The number of similarly troubled Alt-A loans — those given to people with slightly tainted credit — rose 159,000, to 836,000.
Over all, more than four million loans worth $717 billion were in the three distressed categories in February, a jump of more than 60 percent in dollar terms compared with a year earlier.
Under a program announced in February by the Obama administration, the government is to spend $75 billion on incentives for mortgage servicing companies that reduce payments for troubled homeowners.

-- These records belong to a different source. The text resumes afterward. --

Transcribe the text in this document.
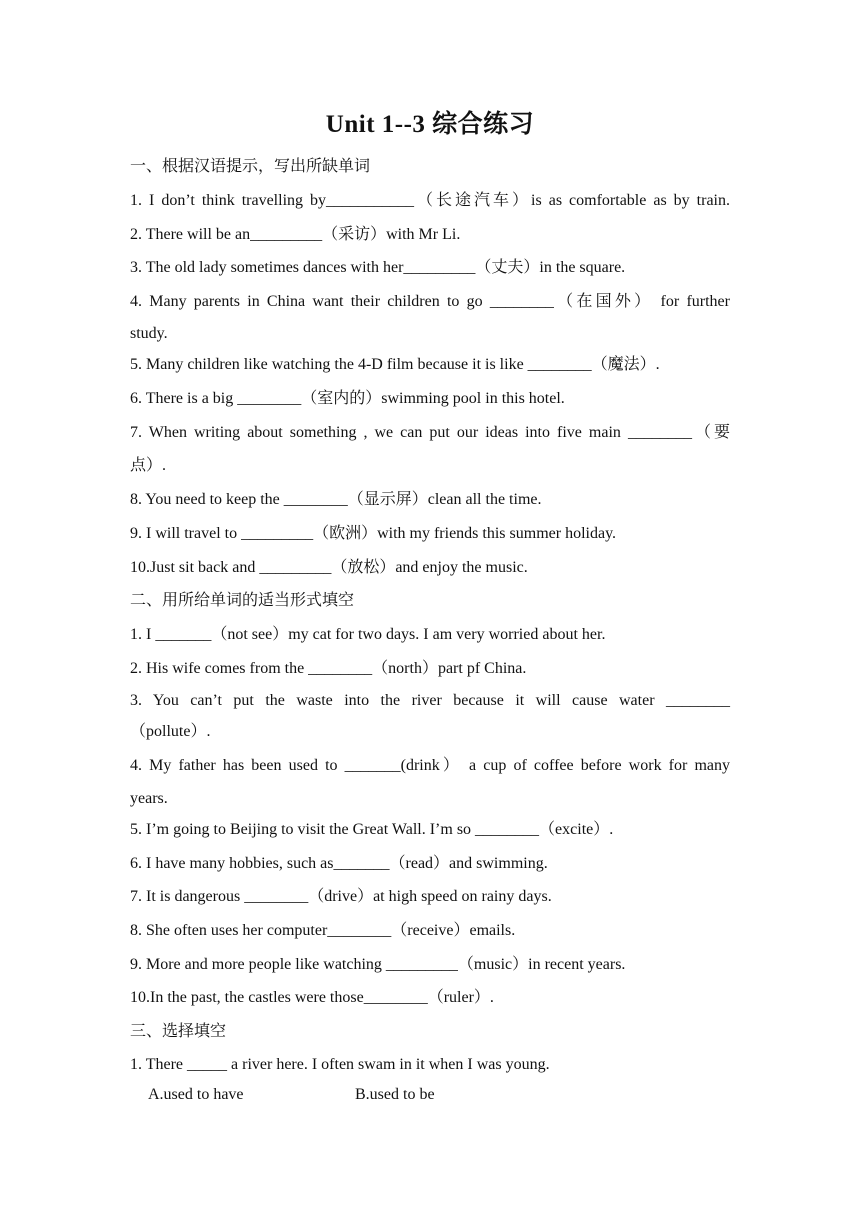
Unit 1--3 综合练习
一、根据汉语提示，写出所缺单词
1. I don’t think travelling by___________（长途汽车）is as comfortable as by train.
2. There will be an_________（采访）with Mr Li.
3. The old lady sometimes dances with her_________（丈夫）in the square.
4. Many parents in China want their children to go ________（在国外） for further
study.
5. Many children like watching the 4-D film because it is like ________（魔法）.
6. There is a big ________（室内的）swimming pool in this hotel.
7. When writing about something , we can put our ideas into five main ________（要
点）.
8. You need to keep the ________（显示屏）clean all the time.
9. I will travel to _________（欧洲）with my friends this summer holiday.
10.Just sit back and _________（放松）and enjoy the music.
二、用所给单词的适当形式填空
1. I _______（not see）my cat for two days. I am very worried about her.
2. His wife comes from the ________（north）part pf China.
3. You can’t put the waste into the river because it will cause water ________
（pollute）.
4. My father has been used to _______(drink） a cup of coffee before work for many
years.
5. I’m going to Beijing to visit the Great Wall. I’m so ________（excite）.
6. I have many hobbies, such as_______（read）and swimming.
7. It is dangerous ________（drive）at high speed on rainy days.
8. She often uses her computer________（receive）emails.
9. More and more people like watching _________（music）in recent years.
10.In the past, the castles were those________（ruler）.
三、选择填空
1. There _____ a river here. I often swam in it when I was young.
A.used to have	B.used to be
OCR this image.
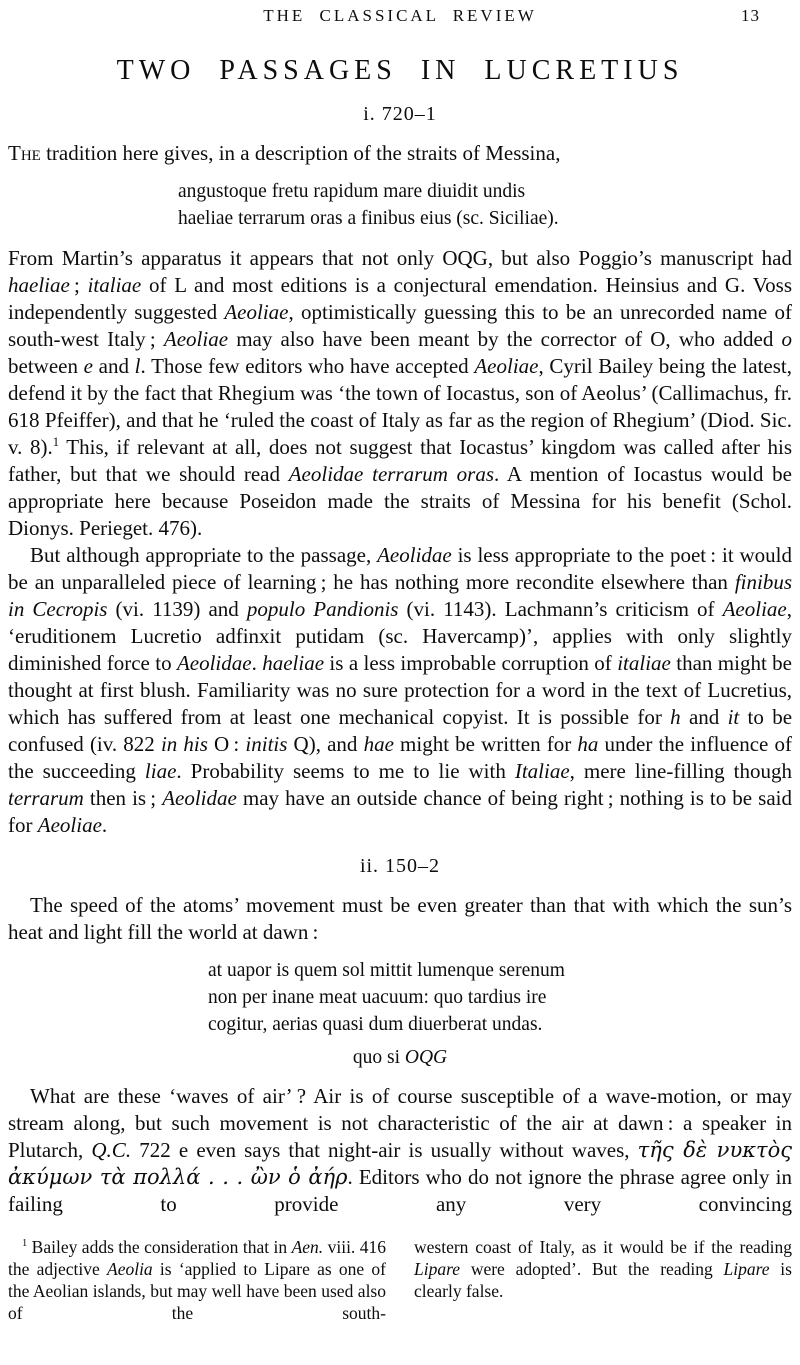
THE CLASSICAL REVIEW	13
TWO PASSAGES IN LUCRETIUS
i. 720–1

The tradition here gives, in a description of the straits of Messina,

angustoque fretu rapidum mare diuidit undis
haeliae terrarum oras a finibus eius (sc. Siciliae).

From Martin’s apparatus it appears that not only OQG, but also Poggio’s manuscript had haeliae ; italiae of L and most editions is a conjectural emendation. Heinsius and G. Voss independently suggested Aeoliae, optimistically guessing this to be an unrecorded name of south-west Italy ; Aeoliae may also have been meant by the corrector of O, who added o between e and l. Those few editors who have accepted Aeoliae, Cyril Bailey being the latest, defend it by the fact that Rhegium was ‘the town of Iocastus, son of Aeolus’ (Callimachus, fr. 618 Pfeiffer), and that he ‘ruled the coast of Italy as far as the region of Rhegium’ (Diod. Sic. v. 8).$^1$ This, if relevant at all, does not suggest that Iocastus’ kingdom was called after his father, but that we should read Aeolidae terrarum oras. A mention of Iocastus would be appropriate here because Poseidon made the straits of Messina for his benefit (Schol. Dionys. Perieget. 476).

But although appropriate to the passage, Aeolidae is less appropriate to the poet : it would be an unparalleled piece of learning ; he has nothing more recondite elsewhere than finibus in Cecropis (vi. 1139) and populo Pandionis (vi. 1143). Lachmann’s criticism of Aeoliae, ‘eruditionem Lucretio adfinxit putidam (sc. Havercamp)’, applies with only slightly diminished force to Aeolidae. haeliae is a less improbable corruption of italiae than might be thought at first blush. Familiarity was no sure protection for a word in the text of Lucretius, which has suffered from at least one mechanical copyist. It is possible for h and it to be confused (iv. 822 in his O : initis Q), and hae might be written for ha under the influence of the succeeding liae. Probability seems to me to lie with Italiae, mere line-filling though terrarum then is ; Aeolidae may have an outside chance of being right ; nothing is to be said for Aeoliae.

ii. 150–2

The speed of the atoms’ movement must be even greater than that with which the sun’s heat and light fill the world at dawn :

at uapor is quem sol mittit lumenque serenum
non per inane meat uacuum: quo tardius ire
cogitur, aerias quasi dum diuerberat undas.

quo si OQG

What are these ‘waves of air’ ? Air is of course susceptible of a wave-motion, or may stream along, but such movement is not characteristic of the air at dawn : a speaker in Plutarch, Q.C. 722 e even says that night-air is usually without waves, τῆς δὲ νυκτὸς ἀκύμων τὰ πολλά . . . ὢν ὁ ἀήρ. Editors who do not ignore the phrase agree only in failing to provide any very convincing

$^1$ Bailey adds the consideration that in Aen. viii. 416 the adjective Aeolia is ‘applied to Lipare as one of the Aeolian islands, but may well have been used also of the south-

western coast of Italy, as it would be if the reading Lipare were adopted’. But the reading Lipare is clearly false.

The Treasury Department says the program will spare as many as four million homeowners from foreclosure.
But three months after the program was announced, a Treasury spokeswoman, Jenni Engebretsen, estimated the number of loans that have been modified at “more than 10,000 but fewer than 55,000.”
In the first two months of the year alone, another 313,000 mortgages landed in foreclosure or became delinquent at least 90 days, according to First American CoreLogic.
“I don’t think there’s any chance of government measures making more than a small dent,” said Alan Ruskin, chief international strategist at RBS Greenwich Capital.